Je finis cette courte liste par un homme de gout, écrivain poli, Van-Effen (Juste), né à Utrecht en 1684, et mort à Bois-le-Duc en 1735, étant alors inspecteur des magasins de l'état dans cette ville. Il cultiva de bonne heure la langue française, dans laquelle il a composé tous ses ouvrages, et qu'il écrit aussi-bien que peut le faire aucun étranger. Un esprit philosophique, des connaissances diversifiées, une assez grande vivacité d'imagination, et beaucoup de facilité, mirent M. Van-Effen en état de travailler avec distinction sur toutes sortes de matières. Il a eu beaucoup de part au journal littéraire ; et comme il entendait fort bien l'anglais, il a donné la traduction entière du Mentor moderne. Son parallèle d'Homère et de Chapelain, qui se trouve à la suite du chef-d'œuvre de l'Inconnu, par M. de Saint-Hyacinthe, est un badinage heureux, et très-bon dans son genre ; mais le principal ouvrage de cet ingénieux écrivain, est son Misantrope, qu'il fit à l'imitation du spectateur anglais. Cet ouvrage est mêlé de prose et de vers, et l'on peut dire qu'en général, le jugement y domine partout. La meilleure édition est celle de la Haye, en 1726, en deux volumes, in-8°. (D.J.)

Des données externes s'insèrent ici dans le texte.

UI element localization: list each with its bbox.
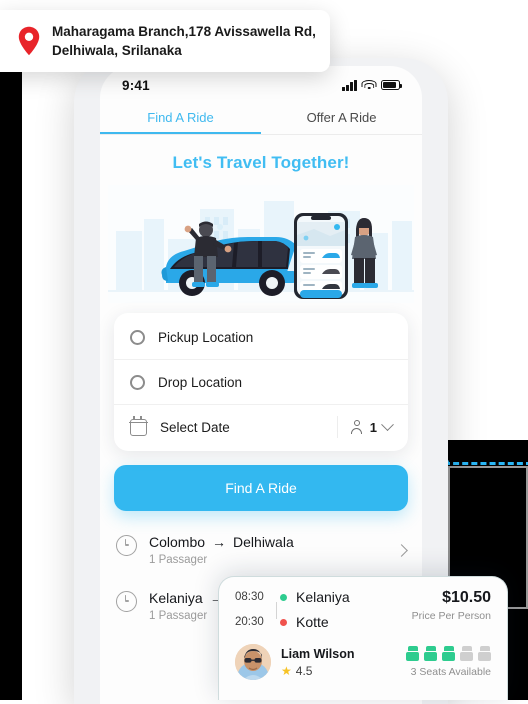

UTRECHT, seigneurie d ', (Géographie moderne) province des Pays-Bas, et l'une des sept qui composent la république des Provinces-Unies, entre lesquelles elle a le cinquième rang. Elle est bornée au nord par la Hollande et le Zuiderzée ; au midi par le Rhin, qui la sépare de l'île de Betau ; à l'orient par le Veluwe et la Gueldre ; à l'occident par la Hollande encore. Ce pays était autrefois si puissant, qu'il pouvait mettre sur pied une armée de quarante mille hommes, et quoiqu'il fût continuellement attaqué par les Bataves, par les Frisons, et par les Gueldrais, qui l'environnent de tous côtés, il se défendit néanmoins vaillamment contre de si puissants ennemis.

On divise aujourd'hui la province d'Utrecht en quatre quartiers, qui sont le diocèse supérieur et inférieur, l'Emsland, et le Montfort-land. On y respire un air beaucoup plus sain qu'en Hollande, parce que le pays est beaucoup plus élevé, et moins marécageux.

Son gouvernement est semblable à celui de la province de Zélande. Il a néanmoins cela de particulier, que huit députés laïcs, représentant l'ordre du clergé, ont séance dans l'assemblée des états de la province avec les députés des nobles, et des villes d'Utrecht, d'Amersfort, de Wyck, de Rhenen, et de Montfort.

Ce sont les cinq anciens chapitres de la ville d'Utrecht, qui fournissent les députés représentants le clergé. Les deux autres ordres élisent leurs députés, et c'est pour cela qu'on les nomme élus.

En 1672 les François se rendirent maîtres de toute la seigneurie d'Utrecht ; mais ils furent obligés l'année suivante, d'en abandonner la conquête. Les Etats-Généraux mécontens de la conduite de cette province, et de son aversion pour le prince d'Orange, l'exclurent du gouvernement de la république, de même que les provinces de Gueldres et d'Over-Issel ; cependant ces trois provinces furent réunies à la généralité le 29 de Janvier 1674, et cette réunion a subsisté jusqu'à ce jour. (D.J.)